Nothing bad is happening but in the back of my mind, when Bill is here and not saying anything I panic and need to ask him to respond or make some sort of sound. He does just that, chuckling at my morbid paranoia.
I told Bill the story of my Mother on Mother’s Day in 1991 when sitting in her chair doing the New York Times Sunday crossword, she left, just like that. Who knows what my father was talking about when she passed but I guess when he looked over and saw she had passed away he was shocked.
Bill is a great talker and when he suddenly goes quiet I need to check and he understands. Bill and I were members of a Gay Yahoo Group, for Men who Like Men in Suits. That’s where I was 24 years ago.
I was into wearing suits as fetishwear and found a group of other men who were into it as well. I had gone to a few of these parties and always went home dejected. My sister was in town and drove me to the Path train from my apartment in Weehawken.
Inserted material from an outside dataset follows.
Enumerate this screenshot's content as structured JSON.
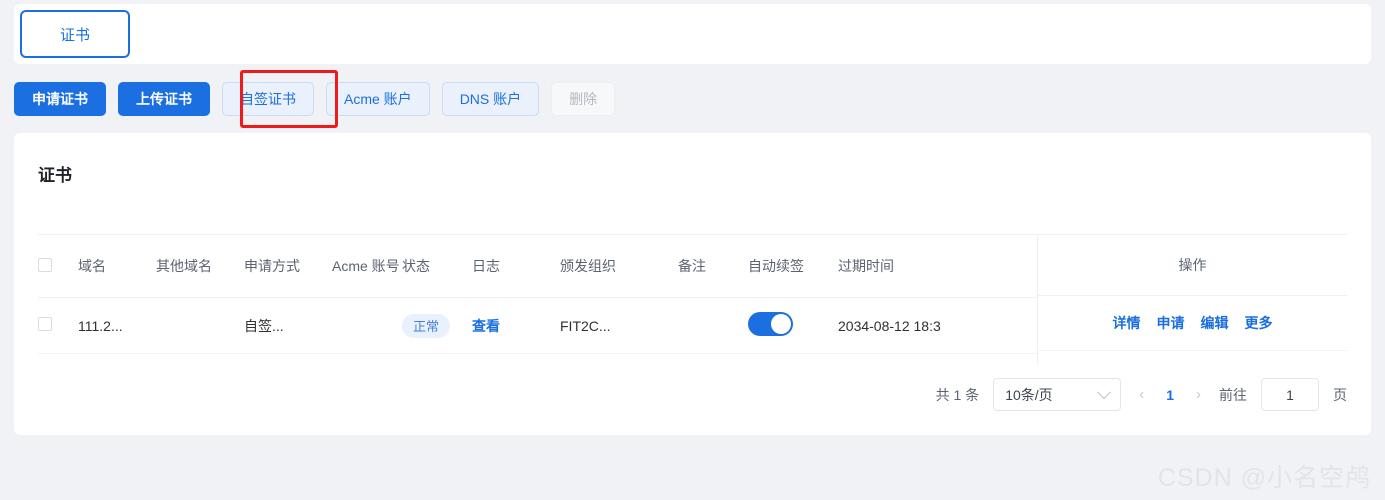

The party was on Ann Street and I took the elevator to the penthouse. I was determined to have a good time this time and availed myself of the beverages, which I think that night was mainly wine. That meant a mellow night.
At some point I was outside on a terrace, smoking a cigar, and from my memory, I was surrounded by suited men laughing at my bon mots when through the crowd I saw this brown-eyed handsome man in a mustard colored suit.
He certainly stood out in a sea of dark colored suits but I didn’t mind. A connection was made and he seemed to feel the same way. I saw Bill sitting in a chair while Erykah Badu was playing. Bill was vibing on the music and I walked up to him, asking ‘Do you dig Badu?’.
The wine emboldened me enough to make some physical moves on Bill in front of everybody else. A public display of affection or in this case, lust, is not my usual modus operandi. We wound up leaving together, both of us on the same train going uptown.
He was getting off at Union Square and I was continuing on. Before we parted I told him, ‘I’m feelin’ you kid’. We exchanged numbers and threw our chances into the air. Apparently, Bill had seen a photo of me in the Yahoo group page and it turned out I was just his type.
Little did he know what was coming on down the line. I sure didn’t, and here we are 24 years later!